相信大家,为了避免过拟合,经常需要用到early-stopping
,即在你的loss接近收敛的时候,就可以提前停止训练了。
预备知识
tensorflow estimator详细介绍,实现模型的高效训练
API介绍
tf.estimator.experimental.stop_if_no_increase_hook(
estimator, metric_name, max_steps_without_increase, eval_dir=None, min_steps=0,
run_every_secs=60, run_every_steps=None
)
Args | |
---|---|
estimator | A tf.estimator.Estimator instance. |
metric_name | str , metric to track. “loss”, “accuracy”, etc. |
max_steps_without_increase | int , maximum number of training steps with no increase in the given metric. |
eval_dir | If set, directory containing summary files with eval metrics. By default, estimator.eval_dir() will be used. |
min_steps | int , stop is never requested if global step is less than this value. Defaults to 0. |
run_every_secs | If specified, calls should_stop_fn at an interval of run_every_secs seconds. Defaults to 60 seconds. Either this or run_every_steps must be set. |
run_every_steps | If specified, calls should_stop_fn every run_every_steps steps. Either this or run_every_secs must be set. |
- estimator:定义你的模型结构,以及训练(train)、验证(evaluate)、预测(predict)过程
- metric_name:评判是否要early-stopping的度量
- max_steps_without_increase:当评判的度量metric如loss,最多 多少步不下降就early-stopping
- min_steps:至少训练多少步,才开始考虑early-stopping
- run_every_steps:每n步进行一次early-stopping的评估
说明
- 首先,需要明确一点:early-stopping是在验证(evaluate)过程中进行的,所以只能用
tf.estimator.train_and_evaluate
,并且度量metric_name是针对于验证集eval的,不是训练集; - 整个过程是这样:训练train --> 保存模型 --> 验证evaluate --> 判断是否要early-stopping --> 训练train
- 所以,evaluate和early stop的频率实际上是由你模型保存的频率决定的
- max_steps_without_increase和run_every_steps的步数是在验证(evaluate)时才计算的,即run_every_steps是指每几次eval就进行early stop的判定,max_steps_without_increase是指evaluate多少次,loss不下降就early-stopping
- evaluate过程还可以定义accuracy这样的度量,这种是需要提高的,所以就有对应的
tf.estimator.experimental.stop_if_no_decrease_hook
代码
import tensorflow as tf
from estimator import model_fn, input_fn_bulider
# 设置训练多少步就进行模型的保存
runConfig = tf.estimator.RunConfig(save_checkpoints_steps=10)
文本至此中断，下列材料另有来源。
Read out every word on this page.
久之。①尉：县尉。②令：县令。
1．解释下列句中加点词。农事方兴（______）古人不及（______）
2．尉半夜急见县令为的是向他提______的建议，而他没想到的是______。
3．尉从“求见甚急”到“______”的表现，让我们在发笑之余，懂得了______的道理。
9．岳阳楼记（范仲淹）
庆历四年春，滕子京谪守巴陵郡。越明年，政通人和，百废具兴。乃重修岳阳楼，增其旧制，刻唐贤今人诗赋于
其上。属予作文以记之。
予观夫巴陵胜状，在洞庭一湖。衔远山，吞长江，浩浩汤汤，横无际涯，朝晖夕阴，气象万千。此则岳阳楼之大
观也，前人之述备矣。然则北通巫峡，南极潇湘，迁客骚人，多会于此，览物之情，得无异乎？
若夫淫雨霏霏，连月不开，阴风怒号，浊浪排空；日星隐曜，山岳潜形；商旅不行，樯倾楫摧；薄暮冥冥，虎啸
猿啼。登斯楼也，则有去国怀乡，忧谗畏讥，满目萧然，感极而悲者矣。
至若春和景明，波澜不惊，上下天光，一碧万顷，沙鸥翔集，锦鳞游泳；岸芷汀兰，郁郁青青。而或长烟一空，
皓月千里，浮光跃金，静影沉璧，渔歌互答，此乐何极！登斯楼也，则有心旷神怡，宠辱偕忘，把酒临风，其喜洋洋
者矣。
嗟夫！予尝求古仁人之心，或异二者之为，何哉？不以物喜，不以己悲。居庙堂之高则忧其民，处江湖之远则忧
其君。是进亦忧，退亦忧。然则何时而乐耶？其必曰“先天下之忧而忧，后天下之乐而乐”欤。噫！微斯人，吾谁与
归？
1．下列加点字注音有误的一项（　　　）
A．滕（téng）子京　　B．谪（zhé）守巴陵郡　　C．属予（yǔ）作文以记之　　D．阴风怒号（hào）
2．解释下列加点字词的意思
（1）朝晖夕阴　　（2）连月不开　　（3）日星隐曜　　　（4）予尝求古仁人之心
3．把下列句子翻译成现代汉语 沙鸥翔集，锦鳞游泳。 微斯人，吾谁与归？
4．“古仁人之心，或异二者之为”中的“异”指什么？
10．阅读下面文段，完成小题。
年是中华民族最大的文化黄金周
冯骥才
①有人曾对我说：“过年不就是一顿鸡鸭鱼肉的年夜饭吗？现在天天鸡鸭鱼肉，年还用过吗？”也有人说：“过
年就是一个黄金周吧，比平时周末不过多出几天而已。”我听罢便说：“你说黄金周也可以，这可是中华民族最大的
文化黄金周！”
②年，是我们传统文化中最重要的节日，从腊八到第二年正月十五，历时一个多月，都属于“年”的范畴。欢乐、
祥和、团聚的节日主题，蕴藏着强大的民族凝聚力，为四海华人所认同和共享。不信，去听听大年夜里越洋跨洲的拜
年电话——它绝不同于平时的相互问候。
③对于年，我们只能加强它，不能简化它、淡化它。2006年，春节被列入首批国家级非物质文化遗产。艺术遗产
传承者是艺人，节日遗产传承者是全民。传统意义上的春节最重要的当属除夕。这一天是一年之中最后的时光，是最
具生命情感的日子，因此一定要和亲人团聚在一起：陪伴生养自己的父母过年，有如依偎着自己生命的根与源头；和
estimator = tf.estimator.Estimator(model_fn,
model_dir='your_save_path',
config=runConfig,
params={'lr': 0.01})
# 在这里定义一个early-stopping
# 在eval过程执行early-stopping判断,所以评判标准也是eval数据集的metric_name
# max_steps_without_decrease:loss最多多少次不降低就停止。进行一次eval相当于一步。
early_stop = tf.estimator.experimental.stop_if_no_decrease_hook(estimator,
metric_name='loss',
max_steps_without_decrease=1,
run_every_steps=1,
run_every_secs=None)
logging_hook = tf.train.LoggingTensorHook(every_n_iter=1,
tensors={'loss': 'loss:0'})
# 定义训练(train)过程的数据输入方式
train_input_fn = input_fn_bulider('train.tfrecord', batch_size=1, is_training=True)
# 定义验证(eval)过程的数据输入方式
eval_input_fn = input_fn_bulider('eval.tfrecord', batch_size=1, is_training=False)
# 创建一个TrainSpec实例
train_spec = tf.estimator.TrainSpec(train_input_fn, max_steps=100,
hooks=[logging_hook, early_stop])
# 创建一个EvalSpec实例
eval_spec = tf.estimator.EvalSpec(eval_input_fn)
# 流程:训练train --> 保存模型 --> 验证eval --> 判断是否要early-stopping --> 训练train
tf.estimator.train_and_evaluate(estimator, train_spec, eval_spec)